Saturday, March 31, 2012

Of being self-taught

They say once you leave the university you’ll feel like you’ve learned nothing and that it’s because it’s been a gradual process and so you don’t feel the great change you’ve been through. But so far I’ve only felt I’ve learned much more exactly the moment I left college, or when I’ve felt free from it. And I don’t feel like it has prepared me for the state I’m now, but rather the opposite. The whole time, I felt they have hindered me from actually making progress.

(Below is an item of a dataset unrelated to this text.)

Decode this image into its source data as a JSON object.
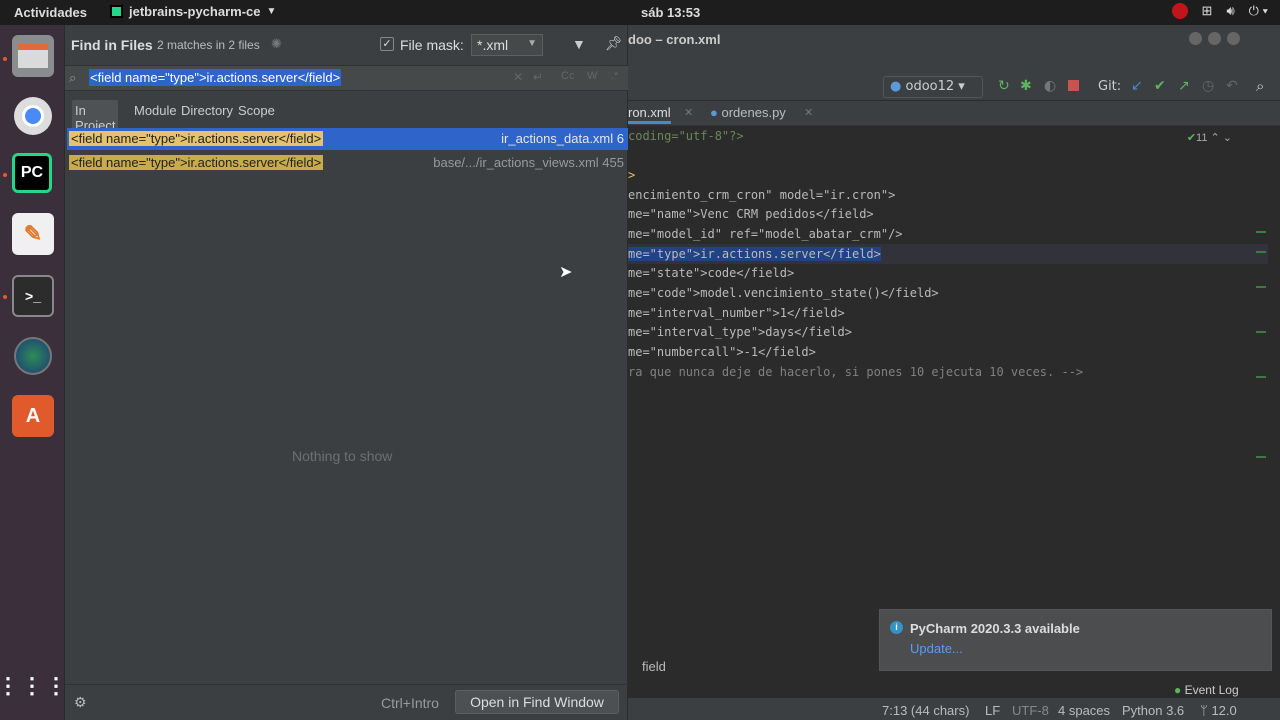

Honestly, I felt I’ve only started this exponential development when I had the chance to try it all by myself. It seems I’m better at learning things by myself than having teachers telling things. There’s a limit to what one can be taught. There’s a moment when whatever the subject is, it requires a passion that comes from within. A passion that, when ignited, makes learning happen through all possible paths.

I find classes to put me in a very competitive ambient, and that always drains my energy and inspiration. In fact, they always make me feel terrible, I always feel bad about myself as, even when not compared to others, I feel I can’t do my best, it’s as if my loudening would shrink back when seeing by others. My pace simply doesn’t fit to classes. Sometimes I feel like I should be charging some idea some more, but the schedule forces us all to move on just the same.

Maybe I lack discipline, but sometimes I feel I should have more time to explore something when the professor is hurrying ahead. When I read a text I usually forget most of the information when I get to the end of it, and in academic settings such a thing is unforgivable. And yet, although I feel bad for it myself, I know the way my mind absorbs knowledge has been doing me much better than those things.

It’s what I’ve been calling Dreiberg’s Deception (inspired by a fictional article written by Daniel Dreiberg that can be found in Watchmen). It’s the idea that after so much studying your passion and appreciation for the subject disappear. It’s the wearing of the quintessence. It’s the tastelessness that comes from when you’re overchewing something for way too long. And for me there’s no need to separate taste from dedicated study. I don’t think we should stratify activities.

Honestly I think there’s a moment when one must think their own thoughts and explore the potential of the earned freedom. Of course, it requires some discipline for so, not to mention the strength to try new chances after the failures.

Thinking of it now, being self-taught has never been something with a very clear definition. After all, what is it to be self-taught? Reading about the subject and learning about it without a mentor (then again, isn’t the author of the text you’re reading somehow teaching you?), or simply going through it just with your instincts? I like me both, and there’s an incredible feeling to discovering things all by yourself. In short, the pleasure and the pride of using no walkthroughs. But there’s the clear drawback that the rims of perception that need to be crossed take more time when done alone. Any skill being self-taught takes more time. I feel that if I had the whole time in the world, I’d always go for it. Unfortunately not even an optimized usage of time can grant me that.

However, a part of me always still believes in the academical learning. Though I honestly don’t believe I could miss it somehow, as doing it myself isn’t an escape from obligations to exigencies (rather contrary it seems), that part of me keeps making me feel unfulfilled. I find it an unnecessary source of distress, the feeling that I need to be in that intellectual ambient to feel my intelligence is really being put to good use, so I’ll make some effort to make a really decision and settle for a very sounding refusal.